= Lee's L =

Spatial correlation measure

Lee's L is a bivariate spatial correlation coefficient which measures the association between two sets of observations made at the same spatial sites. Standard measures of association such as the Pearson correlation coefficient do not account for the spatial dimension of data, in particular they are vulnerable to inflation due to spatial autocorrelation.
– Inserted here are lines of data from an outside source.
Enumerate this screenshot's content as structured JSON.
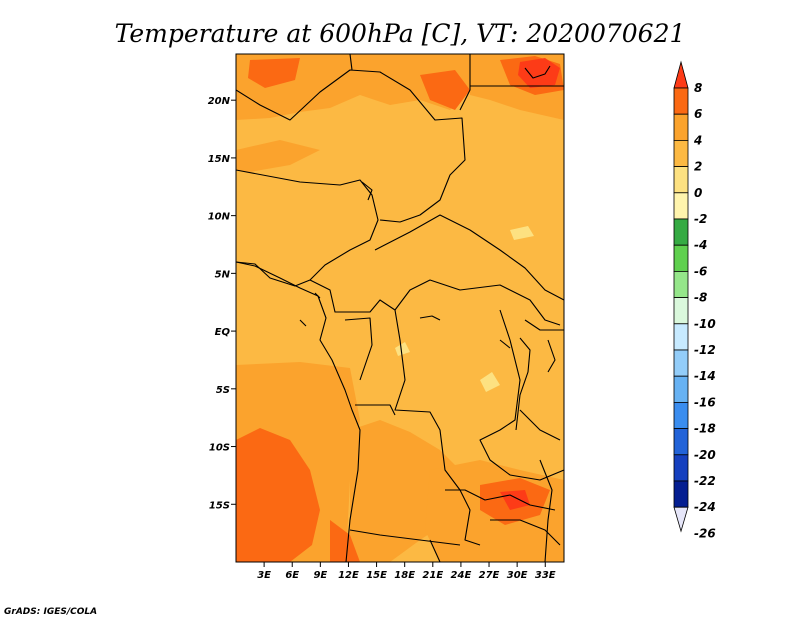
{
  "title": "Temperature at 600hPa [C], VT: 2020070621",
  "credit": "GrADS: IGES/COLA",
  "map": {
    "lon_range": [
      0,
      35
    ],
    "lat_range": [
      -20,
      24
    ],
    "lon_ticks": [
      "3E",
      "6E",
      "9E",
      "12E",
      "15E",
      "18E",
      "21E",
      "24E",
      "27E",
      "30E",
      "33E"
    ],
    "lat_ticks": [
      "20N",
      "15N",
      "10N",
      "5N",
      "EQ",
      "5S",
      "10S",
      "15S"
    ],
    "lon_tick_values": [
      3,
      6,
      9,
      12,
      15,
      18,
      21,
      24,
      27,
      30,
      33
    ],
    "lat_tick_values": [
      20,
      15,
      10,
      5,
      0,
      -5,
      -10,
      -15
    ],
    "background_color": "#fcb943"
  },
  "colorbar": {
    "labels": [
      "8",
      "6",
      "4",
      "2",
      "0",
      "-2",
      "-4",
      "-6",
      "-8",
      "-10",
      "-12",
      "-14",
      "-16",
      "-18",
      "-20",
      "-22",
      "-24",
      "-26"
    ],
    "colors": [
      "#fd3b17",
      "#fb6913",
      "#fba32d",
      "#fcb943",
      "#fde181",
      "#fff4ad",
      "#35ab43",
      "#5fd04e",
      "#95e68a",
      "#daf8dc",
      "#c7eaff",
      "#93cdf9",
      "#67b2f3",
      "#3a8def",
      "#2263d8",
      "#1540bf",
      "#041e91",
      "#e6e6f9"
    ]
  }
}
Lee's L is available in numerous spatial analysis software libraries including spdep and PySAL (where it is called Spatial_Pearson) and has been applied in diverse applications such as studying air pollution, viticulture
and housing rent.

== Formula ==
For spatial data $x_i$ and $y_i$ measured at $N$ locations connected with the spatial weight matrix $w_{ij}$ first define the spatially lagged vector

$\tilde{x}_i = \sum_j w_{ij} x_j$

with a similar definition for $\tilde{y}_i$. Then Lee's L is defined as

$L_{x,y} = \frac{N}{\sum_i \left( \sum_j w_{ij} \right)^2} \frac{\sum_{ij} (\tilde{x}_i - \bar{x})(\tilde{y}_i - \bar{y}) }{ \sqrt{ \sum_i (\tilde{x}_i - \bar{x})^2} \sqrt{ \sum_i (\tilde{y}_i - \bar{y})^2} }$

where $\bar{x}, \bar{y}$ are the mean values of $x_i, y_i$. When the spatial weight matrix is row normalized, such that $\sum_j w_{ij} = 1$, the first factor is 1.

=== Alternate definition ===
Lee also defines the spatial smoothing scalar
$SSS_{x} = \frac{ \sum_i (\tilde{x}_i - \bar{x})^2}{\sum_i (x_i - \bar{x})^2}$
to measure the spatial autocorrelation of a variable.

It is shown by Lee that the above definition is equivalent to
$L_{x,y} = \sqrt{ SSS_{x} } \sqrt{ SSS_{y} } r( \tilde{x}, \tilde{y} )$
Where $r$ is the Pearson correlation coefficient
$r(\tilde{x}, \tilde{y}) =\frac{\sum ^n _{i=1}(\tilde{x}_i - \bar{\tilde{x}})(\tilde{y}_i - \bar{\tilde{y}})}{\sqrt{\sum ^n _{i=1}(\tilde{x}_i - \bar{\tilde{x}})^2} \sqrt{\sum ^n _{i=1}(\tilde{y}_i - \bar{\tilde{y}})^2}}$
This means Lee's L is equivalent to the Pearson correlation of the spatially lagged data, multiplied by a measure of each data set's spatial autocorrelation.